People who have the best sex and best masturbation sessions are those who know the ins and outs of their body, and exactly how to pleasure it.

Take deep breaths.

Although I'm guilty of barely breathing when it comes to trying to achieve an orgasm — I'm the same way with yoga for some reason — breathing is essential when it comes to reaching climax.

"Deep breathing will help enhance pleasure and will [guide] you to experience a full-body orgasm," says Dorléac. "Many of us have a habit of shallow breathing, using mostly the upper part of our lungs, limiting our oxygen intake. But when we try deep breathing, the diaphragm expands giving the lungs more space to accommodate more air."

This technique will help blood flow to spread throughout the body, helping the body to experience a full-body sensation when that blended orgasm is achieved, says Dorléac. Climax even has an online class that can introduce a few exercises for this type of deep breathing. (Related: If You're Uncomfortable Receiving Oral Sex, You're Not Alone — Here's How to Relax)

Explore and experiment.

Even if you know what gets you off and what doesn't, there's always room for exploration. Not only do your desires change over time, but your body may now find it's aroused by things that weren't arousing to you in the past.

"Play around with sensation and feeling until you start to find what feels good," says Sinclair. "Don't be afraid to turn internal toys to the side or even downwards. You would be surprised how much of the vaginal canal can contribute to orgasm." (See: 4 Deep Vaginal Erogenous Zones You Don't Want to Miss)

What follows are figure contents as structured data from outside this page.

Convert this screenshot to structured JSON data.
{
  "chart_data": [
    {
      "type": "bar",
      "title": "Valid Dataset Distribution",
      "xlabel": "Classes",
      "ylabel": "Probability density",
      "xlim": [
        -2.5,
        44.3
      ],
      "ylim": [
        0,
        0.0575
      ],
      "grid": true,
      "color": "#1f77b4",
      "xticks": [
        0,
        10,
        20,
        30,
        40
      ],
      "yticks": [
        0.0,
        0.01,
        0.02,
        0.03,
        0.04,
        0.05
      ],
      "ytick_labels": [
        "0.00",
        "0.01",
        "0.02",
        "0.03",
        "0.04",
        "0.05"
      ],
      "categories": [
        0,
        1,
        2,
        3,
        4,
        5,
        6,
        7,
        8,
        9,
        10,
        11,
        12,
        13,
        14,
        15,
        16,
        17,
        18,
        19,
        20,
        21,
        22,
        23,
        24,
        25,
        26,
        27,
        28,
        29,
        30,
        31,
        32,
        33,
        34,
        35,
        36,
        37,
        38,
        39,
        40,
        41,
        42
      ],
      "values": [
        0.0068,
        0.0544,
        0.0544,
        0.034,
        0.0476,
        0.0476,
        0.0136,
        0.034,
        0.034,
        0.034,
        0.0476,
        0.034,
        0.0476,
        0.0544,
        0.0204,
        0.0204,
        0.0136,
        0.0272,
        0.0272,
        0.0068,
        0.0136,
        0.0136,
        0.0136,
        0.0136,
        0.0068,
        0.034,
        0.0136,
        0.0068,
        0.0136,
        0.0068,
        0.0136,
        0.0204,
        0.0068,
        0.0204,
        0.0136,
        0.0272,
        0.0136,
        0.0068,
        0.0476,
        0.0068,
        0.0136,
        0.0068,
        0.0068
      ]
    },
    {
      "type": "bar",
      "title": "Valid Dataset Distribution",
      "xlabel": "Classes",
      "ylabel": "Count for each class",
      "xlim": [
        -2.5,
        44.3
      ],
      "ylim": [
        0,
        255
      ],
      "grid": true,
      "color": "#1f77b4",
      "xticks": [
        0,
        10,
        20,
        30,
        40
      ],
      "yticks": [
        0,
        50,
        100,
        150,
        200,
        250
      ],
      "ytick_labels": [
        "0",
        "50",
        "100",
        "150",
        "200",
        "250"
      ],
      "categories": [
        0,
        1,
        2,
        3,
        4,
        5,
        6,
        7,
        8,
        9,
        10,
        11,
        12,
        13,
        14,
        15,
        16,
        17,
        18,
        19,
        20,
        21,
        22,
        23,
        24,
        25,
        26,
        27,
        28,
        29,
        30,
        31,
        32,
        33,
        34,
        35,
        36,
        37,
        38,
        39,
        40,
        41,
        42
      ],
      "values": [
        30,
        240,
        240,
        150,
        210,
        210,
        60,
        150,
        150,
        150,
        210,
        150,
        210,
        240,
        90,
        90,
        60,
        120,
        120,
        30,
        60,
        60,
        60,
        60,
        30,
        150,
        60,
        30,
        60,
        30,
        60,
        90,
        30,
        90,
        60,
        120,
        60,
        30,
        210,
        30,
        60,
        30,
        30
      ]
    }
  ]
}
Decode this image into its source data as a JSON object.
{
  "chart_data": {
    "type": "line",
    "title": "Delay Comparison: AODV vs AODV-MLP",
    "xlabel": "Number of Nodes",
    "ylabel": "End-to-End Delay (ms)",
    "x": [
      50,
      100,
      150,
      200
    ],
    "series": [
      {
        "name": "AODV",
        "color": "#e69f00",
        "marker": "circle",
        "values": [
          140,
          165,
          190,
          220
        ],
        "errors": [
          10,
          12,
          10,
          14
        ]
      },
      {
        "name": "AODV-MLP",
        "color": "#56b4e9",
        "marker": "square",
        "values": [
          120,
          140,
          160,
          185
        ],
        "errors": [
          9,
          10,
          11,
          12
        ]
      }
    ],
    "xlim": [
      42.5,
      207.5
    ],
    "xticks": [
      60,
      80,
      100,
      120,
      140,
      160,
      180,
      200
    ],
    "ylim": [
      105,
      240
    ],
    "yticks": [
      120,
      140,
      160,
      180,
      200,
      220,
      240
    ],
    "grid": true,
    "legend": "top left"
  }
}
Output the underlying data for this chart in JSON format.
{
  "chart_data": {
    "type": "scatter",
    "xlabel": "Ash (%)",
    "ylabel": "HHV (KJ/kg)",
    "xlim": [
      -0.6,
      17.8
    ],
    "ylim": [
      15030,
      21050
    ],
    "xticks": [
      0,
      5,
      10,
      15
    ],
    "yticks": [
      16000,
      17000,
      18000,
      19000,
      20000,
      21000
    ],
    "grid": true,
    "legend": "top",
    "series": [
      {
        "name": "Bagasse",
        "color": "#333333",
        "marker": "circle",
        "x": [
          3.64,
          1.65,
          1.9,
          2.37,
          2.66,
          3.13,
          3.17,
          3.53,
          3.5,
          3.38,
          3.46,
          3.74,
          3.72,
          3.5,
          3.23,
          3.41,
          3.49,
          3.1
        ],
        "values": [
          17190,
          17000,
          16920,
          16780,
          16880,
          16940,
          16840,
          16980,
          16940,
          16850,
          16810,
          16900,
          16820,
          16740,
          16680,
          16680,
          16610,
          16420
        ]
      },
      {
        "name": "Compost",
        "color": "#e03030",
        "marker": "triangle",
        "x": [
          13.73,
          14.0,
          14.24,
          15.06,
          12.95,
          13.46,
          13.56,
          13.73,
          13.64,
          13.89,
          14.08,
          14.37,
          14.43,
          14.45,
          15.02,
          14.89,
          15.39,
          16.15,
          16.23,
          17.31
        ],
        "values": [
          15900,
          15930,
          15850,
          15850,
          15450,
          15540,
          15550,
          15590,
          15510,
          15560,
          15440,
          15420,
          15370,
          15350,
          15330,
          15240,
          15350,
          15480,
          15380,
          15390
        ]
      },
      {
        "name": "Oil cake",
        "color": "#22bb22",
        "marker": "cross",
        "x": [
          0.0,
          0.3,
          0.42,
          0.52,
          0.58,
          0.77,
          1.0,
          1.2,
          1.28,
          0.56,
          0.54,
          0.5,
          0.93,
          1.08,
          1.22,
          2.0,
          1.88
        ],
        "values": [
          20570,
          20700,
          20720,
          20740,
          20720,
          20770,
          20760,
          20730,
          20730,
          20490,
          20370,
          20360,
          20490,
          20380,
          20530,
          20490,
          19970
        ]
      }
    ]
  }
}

Find the right combination.

"Blending an orgasm is all about combining two sources of pleasure," says Sinclair. "Without toys, a couple could do this by stimulating their clitoris with fingers or hands while their partner penetrates them. Or, with toys, a person could use a vibrator on their clitoris during penetrative sex. The doggy-style position is great for this [as it provides optimal G-spot stimulation], and the clitoris is not restricted, making it easier to stimulate." (Related: The Best Positions for Using a Vibrator During SexThe Best Positions for Using a Vibrator During Sex)

"Many folks with a vulva experience their strongest orgasms through both penetration and clit stimulation," says Sinclair. While not every double stimulation will lead to a blended orgasm, it is one of the best ways to get there, she says.

And hey, if you get a regular orgasm as a result instead of a blended O, that's not a bad consolation prize.